What about support? This is clearly a question on most Mac owners' minds. Apple is not likely to regain the strength it once had, but that hardly means the company is going to disappear anytime soon. And even if it vanished overnight, 28 million Macintosh computers in use today all but guarantee there would still be support for Mac hardware and new versions of the most important Mac software. The Mac user base remains much too big an opportunity for other companies to ignore.
Besides, Apple seems to be stabilizing after several years of trouble. The company is now shipping the most powerful personal computer available: the 300 MHz Power Macintosh G3. It's inviting customers to customize and buy machines directly from its Web site. CompUSA, a major computer retailing chain, is re-emphasizing Mac-related products in its stores. Microsoft has plowed $150 million into Apple to help boost product development. And Bill Gates himself has vowed that Microsoft will continue to create Mac versions of major programs such as the multifunctional Office 98 suite. While none of these developments will restore Apple to its previous size or luster, they certainly show that the marketplace has not given up on the company.

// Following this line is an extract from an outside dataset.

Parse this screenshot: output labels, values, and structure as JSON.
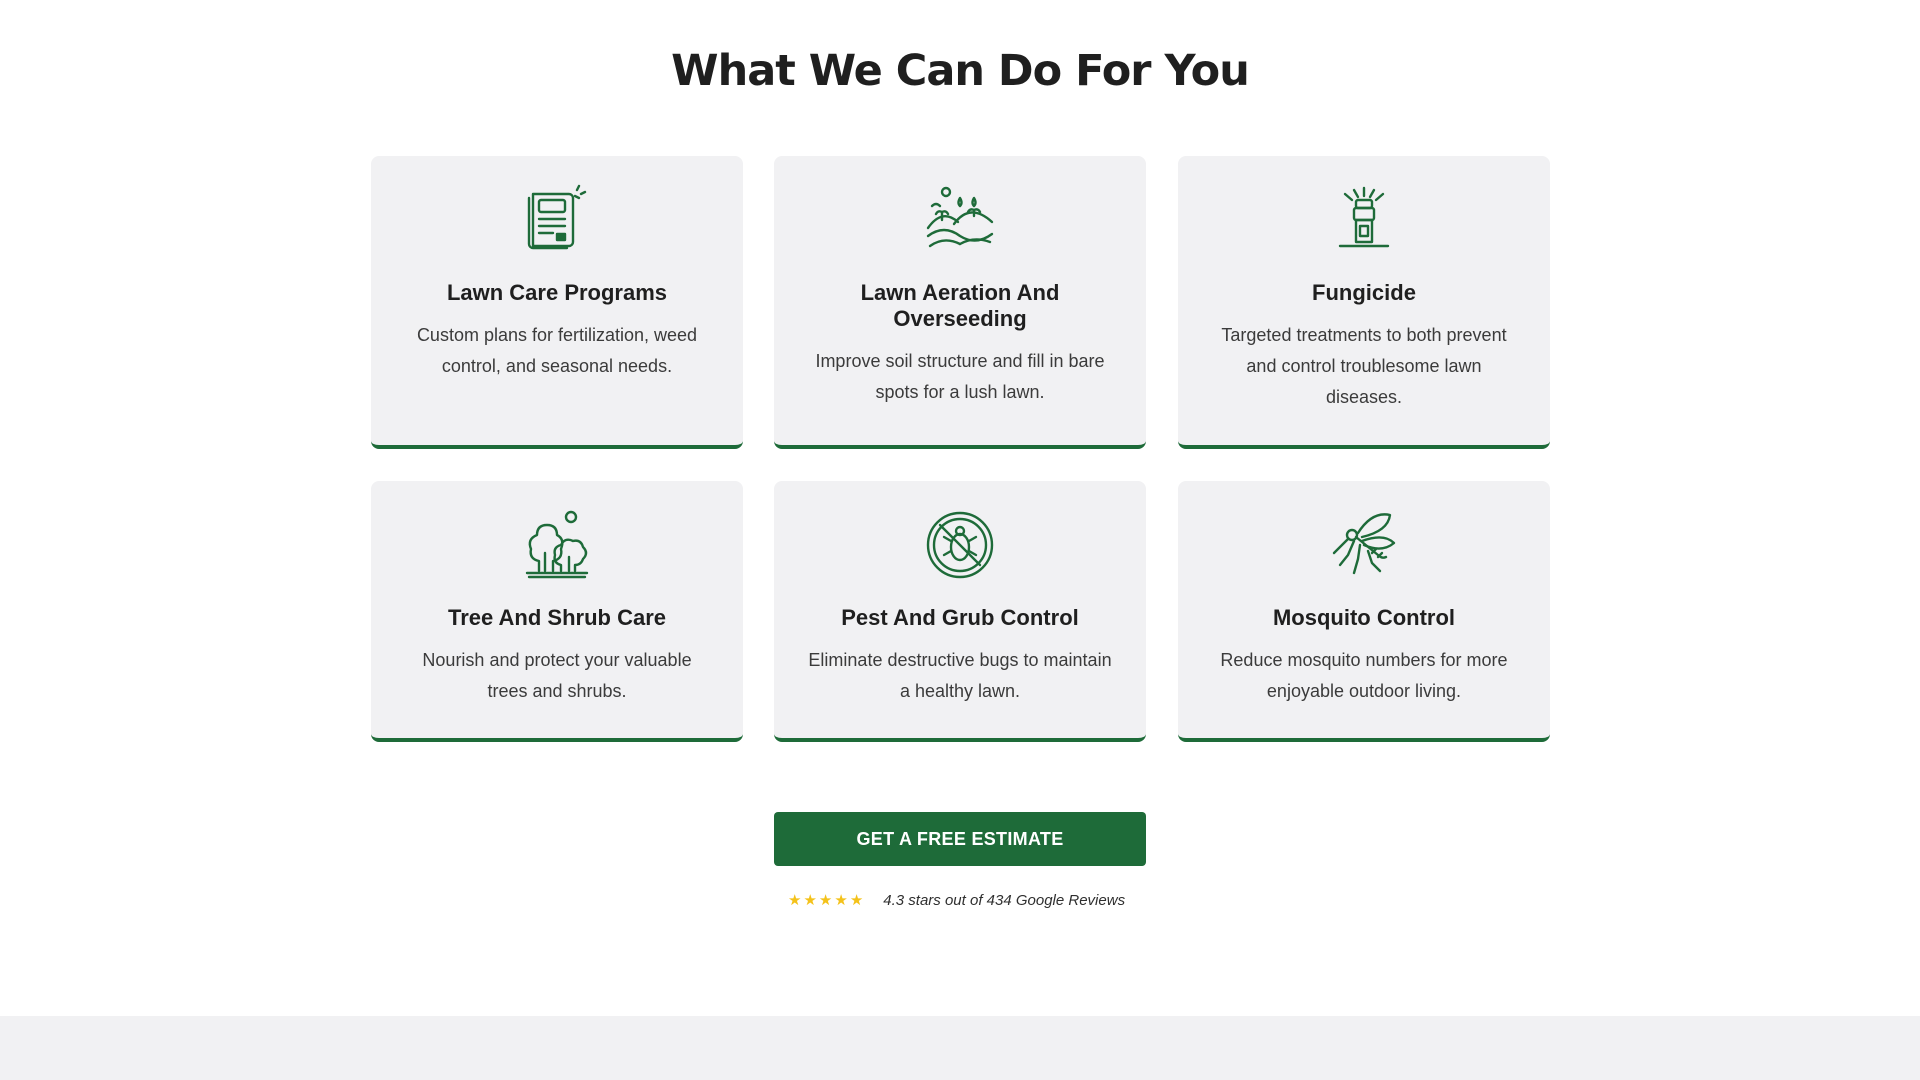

And as more of the world's computing takes place on the Internet, more programs are being written and made available in standardized, universal formats. The Web's HTML, for instance, is designed specifically to create pages of information that look the same on all types of computers, from PCs and Macs to the strangest gizmo you might find in the back of a research lab. Likewise, the Java programming language is designed to allow any program to run on any computer. Granted, that ideal may never be reached; various computer companies are fighting over Java's technical details, and many software makers have yet to fully switch to the language. But there's no question that the computer industry is eager to adopt standards, which will surely make the Mac more viable than ever.